August, 9, 2016, 岐阜--岐阜大学 工学部 化学・生命工学科、村井利昭教授らの研究グループは液中のpHに依存して蛍光色が変化する蛍光物質を開発した。
 色の源には様々な物質(元素や化合物)が関与しているが、これまでの常識では、ある物質が発現できる色は、少しの例外を除いて、一つであると信じられてきた。村井教授らは、自身の研究グループが合成に成功した低分子の蛍光化合物では、酸と反応すると発現する色が変化することを突き止めた。
 さらに、pHを変えることで単一の有機化合物による多彩な蛍光色を実現した。研究では、村井教授らが開発した硫黄原子・窒素原子を組み込んだ新たな低分子有機化合物(アミノチアゾール)が塩基として作用し、酸を加えることで、単一分子による多彩な色の蛍光を実現したものである。また塩基と酸の当量比注1)の微調整により白色発光も実現した。
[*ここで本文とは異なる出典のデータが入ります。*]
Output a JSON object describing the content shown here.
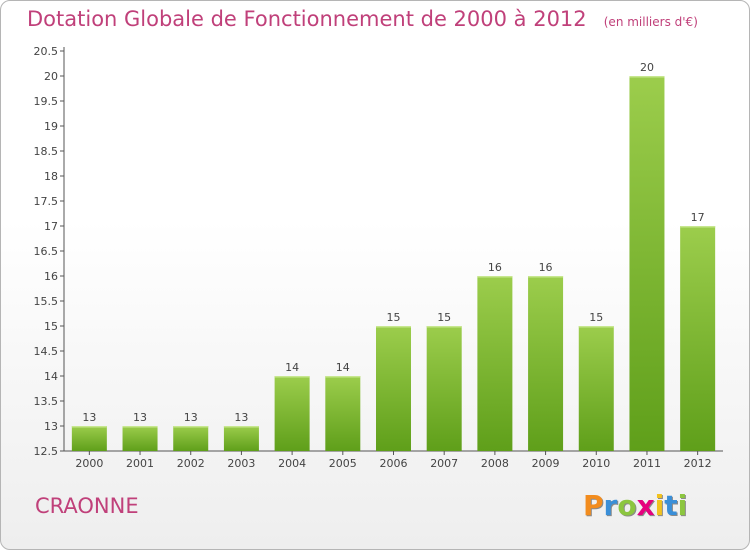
{
  "chart_data": {
    "type": "bar",
    "title": "Dotation Globale de Fonctionnement de 2000 à 2012",
    "unit_note": "(en milliers d'€)",
    "categories": [
      "2000",
      "2001",
      "2002",
      "2003",
      "2004",
      "2005",
      "2006",
      "2007",
      "2008",
      "2009",
      "2010",
      "2011",
      "2012"
    ],
    "values": [
      13,
      13,
      13,
      13,
      14,
      14,
      15,
      15,
      16,
      16,
      15,
      20,
      17
    ],
    "data_labels": [
      "13",
      "13",
      "13",
      "13",
      "14",
      "14",
      "15",
      "15",
      "16",
      "16",
      "15",
      "20",
      "17"
    ],
    "ylim": [
      12.5,
      20.5
    ],
    "yticks": [
      "12.5",
      "13",
      "13.5",
      "14",
      "14.5",
      "15",
      "15.5",
      "16",
      "16.5",
      "17",
      "17.5",
      "18",
      "18.5",
      "19",
      "19.5",
      "20",
      "20.5"
    ],
    "grid": false,
    "legend": "none",
    "bar_color_top": "#9ccd4c",
    "bar_color_bottom": "#5f9f1a",
    "xlabel": "",
    "ylabel": ""
  },
  "place_name": "CRAONNE",
  "logo": {
    "letters": [
      "P",
      "r",
      "o",
      "x",
      "i",
      "t",
      "i"
    ],
    "colors": [
      "#f28c1e",
      "#3a8fd8",
      "#8cc63f",
      "#e6007e",
      "#f2c21e",
      "#3a8fd8",
      "#8cc63f"
    ]
  },
  "colors": {
    "accent": "#c0407a",
    "axis": "#555555"
  }
}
今回の研究成果は、有機溶媒中における新たな蛍光発光化合物の反応を明らかにしたものである。今後、この化合物の水への可溶化や有機フィルム内への固定化が成功すれば、幅広い用途への応用が期待される。将来的には有機EL(OLED)照明やOLEDディスプレイ、重金属などを検出するための化学センサチップなどへの応用などが期待される。この化合物は単一の分子で多彩な色を発光するため、この化合物を応用した新しい製品は、製造工程の簡略化につながり、比較的低コストで普及できる可能性がある。